Rechazo

“En silencio

Así, calladamente

sin grandes estridencias

dejaré de quererte

casi sin darte cuenta.

Dejaré de sentirme

muñeca, entre tus brazos,

dejaré de temblar

por tus caricias nuevas.

Y así… pausadamente

como llega la noche

aún estando a tu lado

comenzaré a estar muerta.”

Carmen Sanchez Ibañez



Roxie – Charles Dwyer

Abrí los ojos, por dos segundos tuve la sensación de que estaba todo bien. Lo primero que ví fue su nombre  dibujado sobre el cielorrasos. Estoy bien me dije.

Di media vuelta y el espacio de la cama me hizo ver  la realidad. Nada estaba bien. Las sábanas ásperas no hacían más que terminar de abrir las heridas de mi piel. Quise volver a dormirme.

Tal vez en sueños estaría protegida de la triste realidad del abandono y el rechazo.

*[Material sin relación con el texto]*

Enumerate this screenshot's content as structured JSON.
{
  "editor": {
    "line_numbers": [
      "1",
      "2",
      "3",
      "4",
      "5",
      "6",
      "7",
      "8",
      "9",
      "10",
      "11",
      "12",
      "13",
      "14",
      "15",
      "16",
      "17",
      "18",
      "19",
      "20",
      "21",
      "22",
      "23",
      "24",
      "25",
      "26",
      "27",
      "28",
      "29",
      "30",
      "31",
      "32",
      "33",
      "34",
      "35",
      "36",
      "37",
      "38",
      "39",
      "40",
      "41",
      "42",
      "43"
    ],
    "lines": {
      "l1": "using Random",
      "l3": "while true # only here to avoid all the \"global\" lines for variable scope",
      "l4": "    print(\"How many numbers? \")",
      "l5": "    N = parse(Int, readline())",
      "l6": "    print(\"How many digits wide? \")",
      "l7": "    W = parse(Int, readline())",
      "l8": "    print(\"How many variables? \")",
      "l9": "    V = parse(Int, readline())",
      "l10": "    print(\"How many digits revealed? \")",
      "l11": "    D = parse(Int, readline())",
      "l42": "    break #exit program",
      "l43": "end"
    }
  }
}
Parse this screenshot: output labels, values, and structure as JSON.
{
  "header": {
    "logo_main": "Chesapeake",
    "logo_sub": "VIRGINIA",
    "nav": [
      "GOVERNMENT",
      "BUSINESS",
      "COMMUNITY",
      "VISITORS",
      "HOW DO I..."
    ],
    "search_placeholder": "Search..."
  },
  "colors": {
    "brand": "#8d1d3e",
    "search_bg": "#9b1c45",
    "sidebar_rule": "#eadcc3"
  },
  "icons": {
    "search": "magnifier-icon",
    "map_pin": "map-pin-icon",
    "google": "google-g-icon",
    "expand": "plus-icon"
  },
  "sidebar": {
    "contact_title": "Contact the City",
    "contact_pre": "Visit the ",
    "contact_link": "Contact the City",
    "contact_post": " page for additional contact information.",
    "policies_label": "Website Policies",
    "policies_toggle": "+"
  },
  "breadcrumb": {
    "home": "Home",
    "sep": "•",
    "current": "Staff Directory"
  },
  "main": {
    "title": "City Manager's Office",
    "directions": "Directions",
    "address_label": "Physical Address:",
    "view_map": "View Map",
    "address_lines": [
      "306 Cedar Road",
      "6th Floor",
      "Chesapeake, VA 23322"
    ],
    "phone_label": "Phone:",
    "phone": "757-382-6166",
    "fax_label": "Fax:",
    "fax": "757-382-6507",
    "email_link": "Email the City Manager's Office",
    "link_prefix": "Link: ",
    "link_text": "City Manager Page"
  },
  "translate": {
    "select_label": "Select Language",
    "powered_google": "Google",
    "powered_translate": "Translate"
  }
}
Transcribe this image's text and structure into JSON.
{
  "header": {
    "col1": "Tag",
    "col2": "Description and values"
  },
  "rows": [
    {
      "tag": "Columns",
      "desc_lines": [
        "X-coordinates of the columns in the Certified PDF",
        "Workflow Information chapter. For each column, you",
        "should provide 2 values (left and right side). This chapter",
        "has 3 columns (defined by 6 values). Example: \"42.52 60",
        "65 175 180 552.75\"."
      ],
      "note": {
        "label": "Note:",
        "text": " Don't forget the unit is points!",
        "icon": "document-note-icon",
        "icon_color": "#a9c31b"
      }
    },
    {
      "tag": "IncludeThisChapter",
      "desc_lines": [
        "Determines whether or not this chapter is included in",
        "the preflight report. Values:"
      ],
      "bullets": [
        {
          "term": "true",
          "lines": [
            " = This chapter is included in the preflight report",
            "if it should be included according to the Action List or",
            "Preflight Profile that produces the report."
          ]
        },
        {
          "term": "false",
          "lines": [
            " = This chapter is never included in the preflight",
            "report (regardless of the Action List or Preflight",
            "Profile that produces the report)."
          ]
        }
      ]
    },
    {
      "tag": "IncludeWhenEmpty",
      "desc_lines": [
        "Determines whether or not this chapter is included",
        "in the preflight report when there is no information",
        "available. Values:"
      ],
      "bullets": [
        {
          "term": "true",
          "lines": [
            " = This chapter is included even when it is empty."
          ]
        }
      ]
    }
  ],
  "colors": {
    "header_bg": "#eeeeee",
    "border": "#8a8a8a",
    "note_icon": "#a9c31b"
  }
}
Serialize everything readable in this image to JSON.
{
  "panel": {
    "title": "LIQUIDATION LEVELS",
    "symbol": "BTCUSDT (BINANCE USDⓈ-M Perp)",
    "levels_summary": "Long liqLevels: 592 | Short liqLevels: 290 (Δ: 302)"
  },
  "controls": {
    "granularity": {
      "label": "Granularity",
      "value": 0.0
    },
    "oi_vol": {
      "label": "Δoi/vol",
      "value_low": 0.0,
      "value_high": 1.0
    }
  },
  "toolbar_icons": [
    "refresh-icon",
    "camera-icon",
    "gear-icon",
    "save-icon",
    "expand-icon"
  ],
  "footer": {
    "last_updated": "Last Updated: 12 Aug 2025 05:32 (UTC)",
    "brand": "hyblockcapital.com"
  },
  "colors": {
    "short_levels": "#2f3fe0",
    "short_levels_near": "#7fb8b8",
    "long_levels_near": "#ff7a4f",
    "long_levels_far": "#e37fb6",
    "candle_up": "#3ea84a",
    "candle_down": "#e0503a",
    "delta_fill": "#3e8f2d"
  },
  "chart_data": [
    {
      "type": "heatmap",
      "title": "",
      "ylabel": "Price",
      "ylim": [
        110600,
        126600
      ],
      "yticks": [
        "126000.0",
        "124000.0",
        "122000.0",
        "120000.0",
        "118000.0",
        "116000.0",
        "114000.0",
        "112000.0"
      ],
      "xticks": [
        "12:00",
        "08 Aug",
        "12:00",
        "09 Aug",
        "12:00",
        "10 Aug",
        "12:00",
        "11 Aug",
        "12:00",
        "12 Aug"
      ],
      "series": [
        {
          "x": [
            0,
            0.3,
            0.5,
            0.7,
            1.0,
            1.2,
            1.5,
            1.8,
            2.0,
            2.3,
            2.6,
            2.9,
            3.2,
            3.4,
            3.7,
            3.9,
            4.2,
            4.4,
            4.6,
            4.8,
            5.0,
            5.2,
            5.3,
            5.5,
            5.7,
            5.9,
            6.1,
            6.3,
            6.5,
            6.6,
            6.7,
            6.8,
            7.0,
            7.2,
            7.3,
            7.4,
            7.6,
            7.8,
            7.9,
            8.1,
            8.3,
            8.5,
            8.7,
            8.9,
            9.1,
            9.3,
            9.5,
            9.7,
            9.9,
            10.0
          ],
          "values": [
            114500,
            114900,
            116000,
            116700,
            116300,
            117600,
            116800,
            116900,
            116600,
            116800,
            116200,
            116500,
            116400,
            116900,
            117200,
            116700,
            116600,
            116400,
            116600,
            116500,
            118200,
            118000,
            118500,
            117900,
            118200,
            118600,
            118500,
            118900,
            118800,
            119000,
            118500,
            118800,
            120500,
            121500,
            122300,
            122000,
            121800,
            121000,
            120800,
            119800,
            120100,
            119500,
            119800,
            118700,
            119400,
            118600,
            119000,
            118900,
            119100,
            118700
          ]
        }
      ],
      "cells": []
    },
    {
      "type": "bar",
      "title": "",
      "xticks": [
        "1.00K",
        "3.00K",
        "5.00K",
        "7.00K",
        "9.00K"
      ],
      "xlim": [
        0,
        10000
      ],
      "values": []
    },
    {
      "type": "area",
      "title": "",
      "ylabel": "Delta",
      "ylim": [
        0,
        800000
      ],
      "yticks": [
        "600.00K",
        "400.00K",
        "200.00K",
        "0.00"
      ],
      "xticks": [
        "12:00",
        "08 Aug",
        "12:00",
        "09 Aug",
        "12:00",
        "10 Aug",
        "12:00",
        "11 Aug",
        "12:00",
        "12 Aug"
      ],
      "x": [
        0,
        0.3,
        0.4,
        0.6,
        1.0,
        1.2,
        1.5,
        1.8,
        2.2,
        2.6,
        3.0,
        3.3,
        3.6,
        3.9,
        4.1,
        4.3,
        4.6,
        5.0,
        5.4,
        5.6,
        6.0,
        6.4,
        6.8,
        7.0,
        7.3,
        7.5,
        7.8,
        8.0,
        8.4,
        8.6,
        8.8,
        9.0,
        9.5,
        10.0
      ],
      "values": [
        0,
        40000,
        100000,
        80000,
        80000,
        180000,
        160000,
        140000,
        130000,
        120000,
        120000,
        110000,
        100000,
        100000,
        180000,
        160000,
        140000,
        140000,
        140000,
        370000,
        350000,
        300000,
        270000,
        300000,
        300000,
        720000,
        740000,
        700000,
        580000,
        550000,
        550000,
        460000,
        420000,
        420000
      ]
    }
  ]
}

Abandonado. Rechazado. Hacer – o pensar-  que uno hace las cosas bien para ser aún más rechazado. Más se avanza,  más lejos queda la meta.

Inmovilidad marcó la runa cuando la tiré sobre el lienzo blanco, paciencia, días, meses, no actuar.

Pero el rechazo es como un boomerang, vuelve y para pegarle a uno, una y otra vez en las fibras más ondas del ser y de su historia.

El rechazo o un eco que se repite indefinidamente.

El rechazo o un escudo que no basta como defensa.

Sin defensa se aprende a cerrar las persianas, a desconfiar, a revisar una y otra vez donde estuvo el error de lo dicho, hecho, actuado.

Se construye una estructura tan fuerte y maciza que prohíbe todo tipo de interferencias humanas.

Aprendemos a vivir de un modo “seguro”, nada nos descoloca ni nos conmueve.

Paredes  lisas y despojadas, indumentaria prolijamente clasificada para puras ocasiones climáticas, ruidos apenas audibles, inexistencia de sobresaltos o deshoras.

Hay gestos que son imborrables, el primer rechazo, ese que tuve al nacer.